See, those are the things you categorize under “surreal”, or maybe even “mind-blowing.”
Knowing my new post was going to be a pain in the ass I was prepared for. Knowing that in a few months when they break the silence and announce their impending wedding that I’ll be taken off the service and have my whole life turned around as the new step-son to the President of the United States I was even sort of starting to prepare myself for.
But walking into the oval office and locking eyes with the last girl in the fucking world I would ever in a million years expect to see again - let alone here - takes the wind right out of me.
Because it’s not the Norman Rockwell painting, or the famous Resolute desk dominating the far end of the office, or that photograph of Gorbachev shaking hands with Reagan that I lock onto.
It’s the pair of deep green eyes and those soft, pouty pink lips that I’d know anywhere.
But those sexy, smoldering eyes weren’t scowling at me before; not that night when they were squeezed shut in ecstasy. And that mouth with those perfect, pouty, utterly fuckable lips wasn’t hanging open in absolute horror before.
That night it was moaning as her fingernails scratched my skin and her body shuddered and rocked against me while she came.
Jesus fucking Christ, what the fuck was the first daughter of the United States doing at a Goddamn sex club?
It’s the place out of a dark fantasy; the place that embodies the wicked and erotic underside of Washington. And, I might add, the place I only got into that night by pulling every single string and connection I had. The place with the masks and no names.
“What’s your name?”
She grins, those sensual lips pulling back as her eyes flash through the shadow cast by her mask.
“Not supposed to tell.” Her tongue slides out, wetting those lips and making my cock throb in my tuxedo. “I’m pretty sure you’re not supposed to ask, either. Those are the rules.”
“Maybe I’m just bad at doing what I’m told.”
It’s not even a line I’d ever use, but it seems like something someone in this place would say; whatever “this place” is. I mean, shit, I like pussy as much as the next guy - probably more than the next guy if we’re being honest. But a secret, underground, members-only sex club complete with a password at the door and phonetician masks like something out of a Kubrick movie? Yeah, that’s a first.
She doesn’t say anything in response to my line, so I step closer. She doesn’t pull back.
“How about you, beautiful.” I slide my hand up her arm, her skin like silk as I pull her against me. I can feel her body immediately give and melt against mine. “Are you good at doing what you’re told?”
Those lips grin again, and I can see her chest hitch with a breath under the slinky black dress she wears. “Guess you’ll just have to tell me and see if I behave.”
Oh fuck me. She wants this as much as I do. This is fast and forward, even for ME, and I want to say there’s something about the air in this place, or the drinks, or the thumping, sensual music. Or maybe the fact that there are people slowly taking clothes off and coming together in pairs and threes and more all around us in the sultry dim light.

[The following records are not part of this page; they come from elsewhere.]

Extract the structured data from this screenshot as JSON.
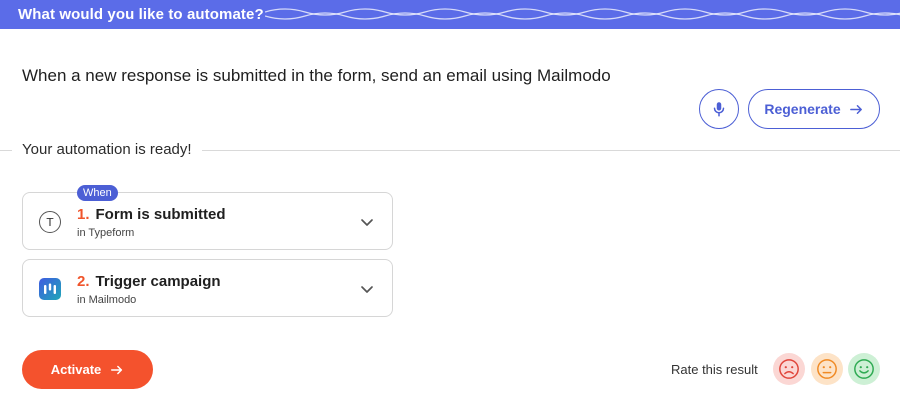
{
  "header": {
    "title": "What would you like to automate?",
    "accent_color": "#5b6ce8"
  },
  "prompt": {
    "text": "When a new response is submitted in the form, send an email using Mailmodo"
  },
  "actions": {
    "mic_icon": "microphone-icon",
    "regenerate_label": "Regenerate"
  },
  "result": {
    "ready_label": "Your automation is ready!"
  },
  "steps": [
    {
      "badge": "When",
      "number": "1.",
      "title": "Form is submitted",
      "app": "in Typeform",
      "icon": "typeform-icon",
      "icon_letter": "T"
    },
    {
      "badge": "",
      "number": "2.",
      "title": "Trigger campaign",
      "app": "in Mailmodo",
      "icon": "mailmodo-icon"
    }
  ],
  "footer": {
    "activate_label": "Activate",
    "activate_color": "#f4522d",
    "rate_label": "Rate this result",
    "ratings": [
      "sad-face-icon",
      "neutral-face-icon",
      "happy-face-icon"
    ]
  }
}
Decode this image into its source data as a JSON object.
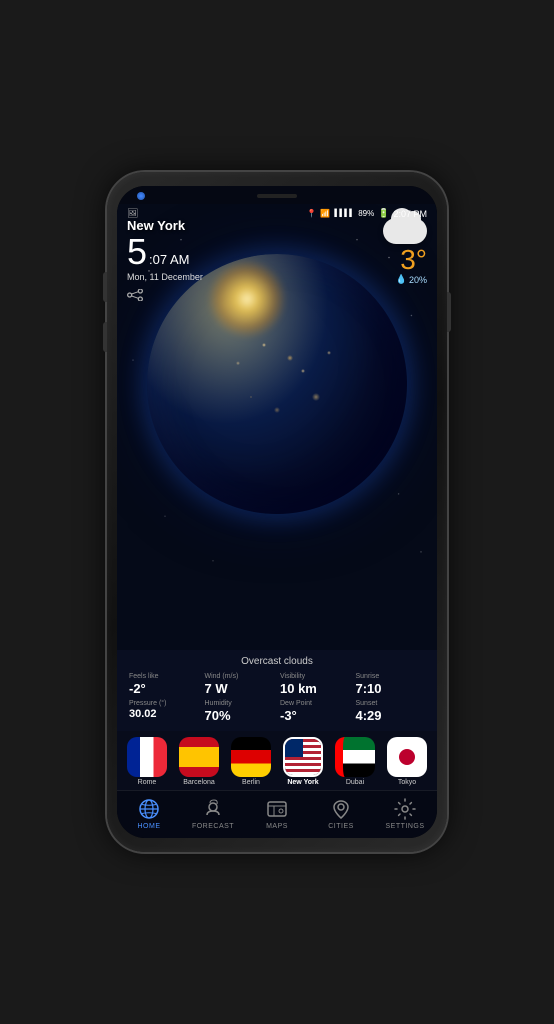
{
  "phone": {
    "statusBar": {
      "time": "2:07 PM",
      "battery": "89%",
      "signal": "●●●●",
      "wifi": true,
      "location": true
    },
    "weather": {
      "cityName": "New York",
      "timeHour": "5",
      "timeMinSuffix": ":07 AM",
      "date": "Mon, 11 December",
      "temperature": "3°",
      "temperatureUnit": "°",
      "precipitation": "20%",
      "condition": "Overcast clouds",
      "feelsLikeLabel": "Feels like",
      "feelsLikeValue": "-2°",
      "windLabel": "Wind (m/s)",
      "windValue": "7 W",
      "visibilityLabel": "Visibility",
      "visibilityValue": "10 km",
      "sunriseLabel": "Sunrise",
      "sunriseValue": "7:10",
      "pressureLabel": "Pressure (°)",
      "pressureValue": "30.02",
      "humidityLabel": "Humidity",
      "humidityValue": "70%",
      "dewPointLabel": "Dew Point",
      "dewPointValue": "-3°",
      "sunsetLabel": "Sunset",
      "sunsetValue": "4:29"
    },
    "cities": [
      {
        "id": "rome",
        "label": "Rome",
        "flag": "france",
        "active": false
      },
      {
        "id": "barcelona",
        "label": "Barcelona",
        "flag": "spain",
        "active": false
      },
      {
        "id": "berlin",
        "label": "Berlin",
        "flag": "germany",
        "active": false
      },
      {
        "id": "newyork",
        "label": "New York",
        "flag": "usa",
        "active": true
      },
      {
        "id": "dubai",
        "label": "Dubai",
        "flag": "uae",
        "active": false
      },
      {
        "id": "tokyo",
        "label": "Tokyo",
        "flag": "japan",
        "active": false
      }
    ],
    "nav": [
      {
        "id": "home",
        "label": "HOME",
        "active": true
      },
      {
        "id": "forecast",
        "label": "FORECAST",
        "active": false
      },
      {
        "id": "maps",
        "label": "MAPS",
        "active": false
      },
      {
        "id": "cities",
        "label": "CITIES",
        "active": false
      },
      {
        "id": "settings",
        "label": "SETTINGS",
        "active": false
      }
    ]
  }
}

But it ain’t the place; it’s her.
It’s something in the way I can’t tear my eyes away from her. Something about whatever scent she’s got lightly brushed across her neck that invades my mind. Or maybe something about the way those lips just beg for it.

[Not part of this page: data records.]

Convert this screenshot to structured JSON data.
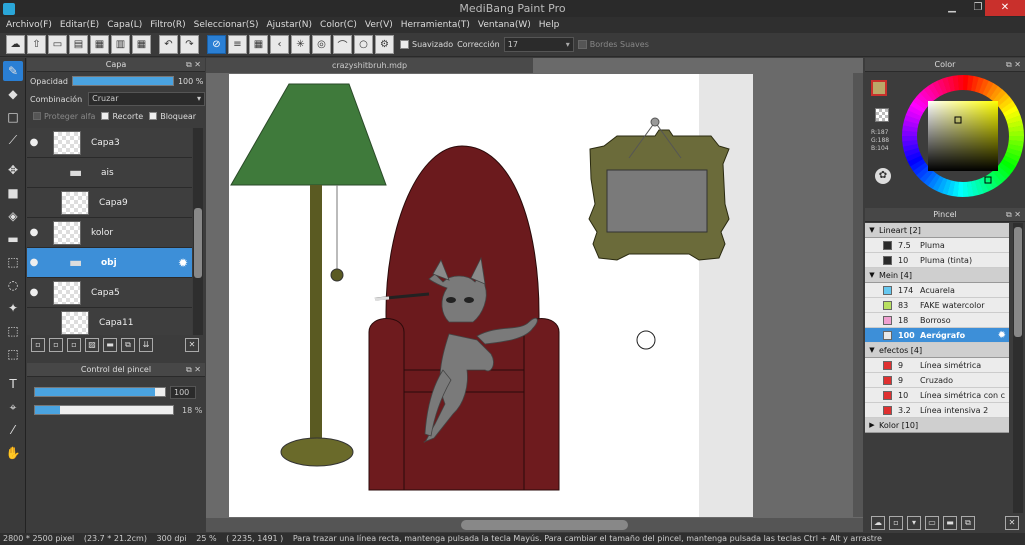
{
  "window": {
    "title": "MediBang Paint Pro",
    "minimize": "▁",
    "maximize": "❐",
    "close": "✕"
  },
  "menu": [
    "Archivo(F)",
    "Editar(E)",
    "Capa(L)",
    "Filtro(R)",
    "Seleccionar(S)",
    "Ajustar(N)",
    "Color(C)",
    "Ver(V)",
    "Herramienta(T)",
    "Ventana(W)",
    "Help"
  ],
  "toolbar": {
    "suavizado_label": "Suavizado",
    "correccion_label": "Corrección",
    "correccion_value": "17",
    "bordes_label": "Bordes Suaves"
  },
  "layer_panel": {
    "title": "Capa",
    "opacity_label": "Opacidad",
    "opacity_value": "100 %",
    "opacity_fraction": 1.0,
    "blend_label": "Combinación",
    "blend_value": "Cruzar",
    "protect_alpha": "Proteger alfa",
    "clip": "Recorte",
    "lock": "Bloquear",
    "layers": [
      {
        "name": "Capa3",
        "type": "layer",
        "visible": true,
        "indent": 0
      },
      {
        "name": "ais",
        "type": "folder",
        "visible": false,
        "indent": 0
      },
      {
        "name": "Capa9",
        "type": "layer",
        "visible": false,
        "indent": 1
      },
      {
        "name": "kolor",
        "type": "layer",
        "visible": true,
        "indent": 0
      },
      {
        "name": "obj",
        "type": "folder",
        "visible": true,
        "indent": 0,
        "selected": true
      },
      {
        "name": "Capa5",
        "type": "layer",
        "visible": true,
        "indent": 0
      },
      {
        "name": "Capa11",
        "type": "layer",
        "visible": false,
        "indent": 1
      }
    ]
  },
  "brush_control": {
    "title": "Control del pincel",
    "size_value": "100",
    "size_fraction": 0.92,
    "opacity_value": "18 %",
    "opacity_fraction": 0.18
  },
  "document": {
    "tab": "crazyshitbruh.mdp"
  },
  "color_panel": {
    "title": "Color",
    "primary": "#bba868",
    "r": "R:187",
    "g": "G:188",
    "b": "B:104"
  },
  "brush_panel": {
    "title": "Pincel",
    "groups": [
      {
        "name": "Lineart [2]",
        "expanded": true,
        "items": [
          {
            "size": "7.5",
            "name": "Pluma",
            "color": "#2a2a2a"
          },
          {
            "size": "10",
            "name": "Pluma (tinta)",
            "color": "#2a2a2a"
          }
        ]
      },
      {
        "name": "Mein [4]",
        "expanded": true,
        "items": [
          {
            "size": "174",
            "name": "Acuarela",
            "color": "#66c8f0"
          },
          {
            "size": "83",
            "name": "FAKE watercolor",
            "color": "#b8e060"
          },
          {
            "size": "18",
            "name": "Borroso",
            "color": "#f0a0d0"
          },
          {
            "size": "100",
            "name": "Aerógrafo",
            "color": "#e8e8e8",
            "selected": true
          }
        ]
      },
      {
        "name": "efectos [4]",
        "expanded": true,
        "items": [
          {
            "size": "9",
            "name": "Línea simétrica",
            "color": "#e03030"
          },
          {
            "size": "9",
            "name": "Cruzado",
            "color": "#e03030"
          },
          {
            "size": "10",
            "name": "Línea simétrica con c",
            "color": "#e03030"
          },
          {
            "size": "3.2",
            "name": "Línea intensiva 2",
            "color": "#e03030"
          }
        ]
      },
      {
        "name": "Kolor [10]",
        "expanded": false,
        "items": []
      }
    ]
  },
  "status": {
    "size": "2800 * 2500 pixel",
    "cm": "(23.7 * 21.2cm)",
    "dpi": "300 dpi",
    "zoom": "25 %",
    "coords": "( 2235, 1491 )",
    "hint": "Para trazar una línea recta, mantenga pulsada la tecla Mayús. Para cambiar el tamaño del pincel, mantenga pulsada las teclas Ctrl + Alt y arrastre"
  }
}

I pull her to me, and she whimpers as my lips crush against hers. I’m pulling at the strap of her dress, right there in the corner shadows of the billiards room, but she stops me, her eyes flashing something different; something quick.
“Not here-” It’s the first chink in that sultry, sassy armor, but I get it.
“Can we-”
“Come with me.” And then I’m pulling her through the slow undulation of the room around us. Past bodies wearing only masks and the sheen of ecstasy as they move together. But we’re leaving all that madness behind as I pull her into the dark of the empty bedroom and lock the door behind us before shoving her up against it and devouring her mouth with my own.

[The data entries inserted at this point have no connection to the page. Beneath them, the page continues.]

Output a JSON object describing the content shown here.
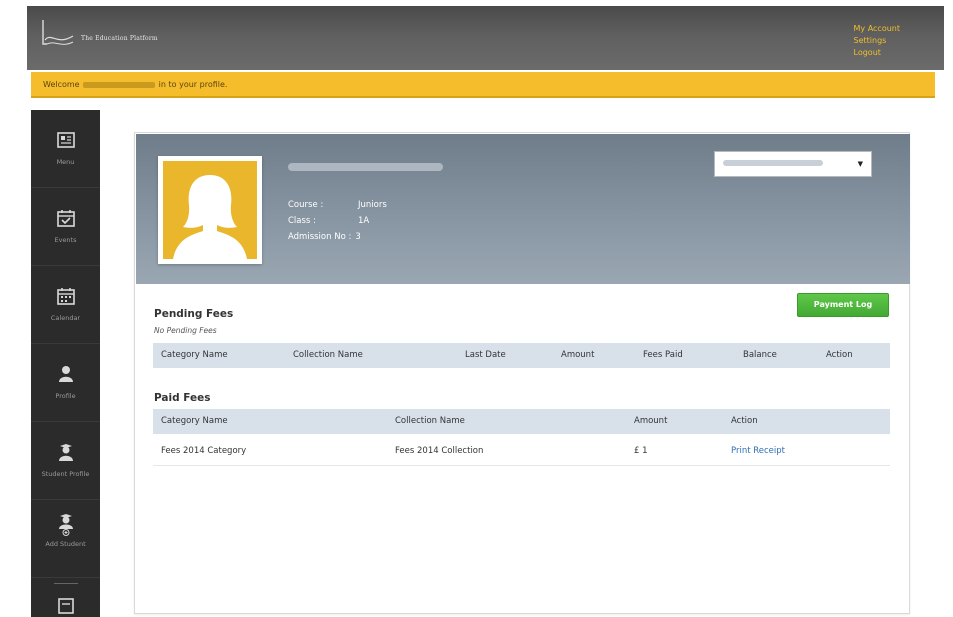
{
  "header": {
    "logo_text": "The Education Platform",
    "account_menu": [
      "My Account",
      "Settings",
      "Logout"
    ]
  },
  "welcome": {
    "prefix": "Welcome ",
    "suffix": " in to your profile."
  },
  "sidebar": {
    "items": [
      {
        "label": "Menu",
        "icon": "newspaper-icon"
      },
      {
        "label": "Events",
        "icon": "calendar-check-icon"
      },
      {
        "label": "Calendar",
        "icon": "calendar-icon"
      },
      {
        "label": "Profile",
        "icon": "user-icon"
      },
      {
        "label": "Student Profile",
        "icon": "student-icon"
      },
      {
        "label": "Add Student",
        "icon": "add-student-icon"
      }
    ]
  },
  "profile": {
    "course_label": "Course :",
    "course_value": "Juniors",
    "class_label": "Class :",
    "class_value": "1A",
    "admission_label": "Admission No :",
    "admission_value": "3"
  },
  "payment_log_label": "Payment Log",
  "pending": {
    "title": "Pending Fees",
    "empty_text": "No Pending Fees",
    "columns": [
      "Category Name",
      "Collection Name",
      "Last Date",
      "Amount",
      "Fees Paid",
      "Balance",
      "Action"
    ]
  },
  "paid": {
    "title": "Paid Fees",
    "columns": [
      "Category Name",
      "Collection Name",
      "Amount",
      "Action"
    ],
    "rows": [
      {
        "category": "Fees 2014 Category",
        "collection": "Fees 2014 Collection",
        "amount": "£ 1",
        "action": "Print Receipt"
      }
    ]
  },
  "colors": {
    "header_bg": "#5f5f5f",
    "accent_yellow": "#f5bd2b",
    "sidebar_bg": "#2b2b2b",
    "button_green": "#4fb83d",
    "table_head": "#d8e1ea",
    "link": "#2f6fb3"
  }
}
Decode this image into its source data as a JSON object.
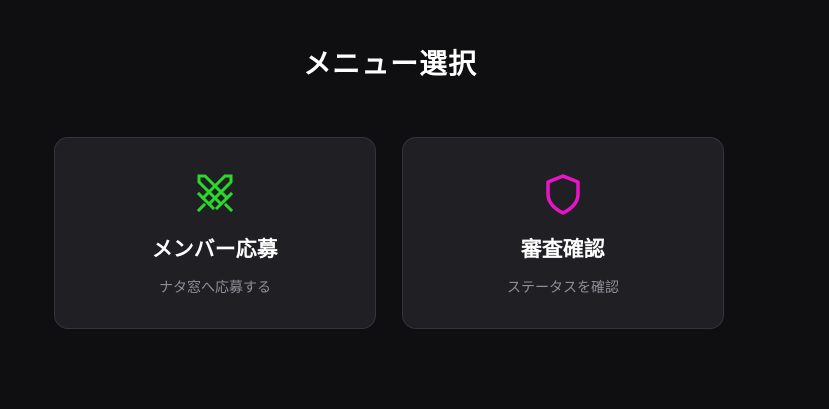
{
  "page": {
    "title": "メニュー選択"
  },
  "cards": [
    {
      "title": "メンバー応募",
      "description": "ナタ窓へ応募する",
      "icon": "crossed-swords-icon",
      "icon_color": "#2bd92b"
    },
    {
      "title": "審査確認",
      "description": "ステータスを確認",
      "icon": "shield-icon",
      "icon_color": "#e815c8"
    }
  ],
  "colors": {
    "background": "#0f0f11",
    "card_background": "#1f1f24",
    "card_border": "#34343c",
    "description_text": "#8e8e98"
  }
}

And then it’s just her and me, and everything that two forces like that coming together brings.
I blink, and I’m back in this room now; this room that’s the polar fucking opposite of that room and everything that went on there. And right then, as I glance from my father, to my younger brother Dexter slumped in one of the couches and rolling his eyes, to our new President looking stern behind her desk, to Madison-fucking-Adams - my soon to be stepsister - that the last puzzle piece clicks into place.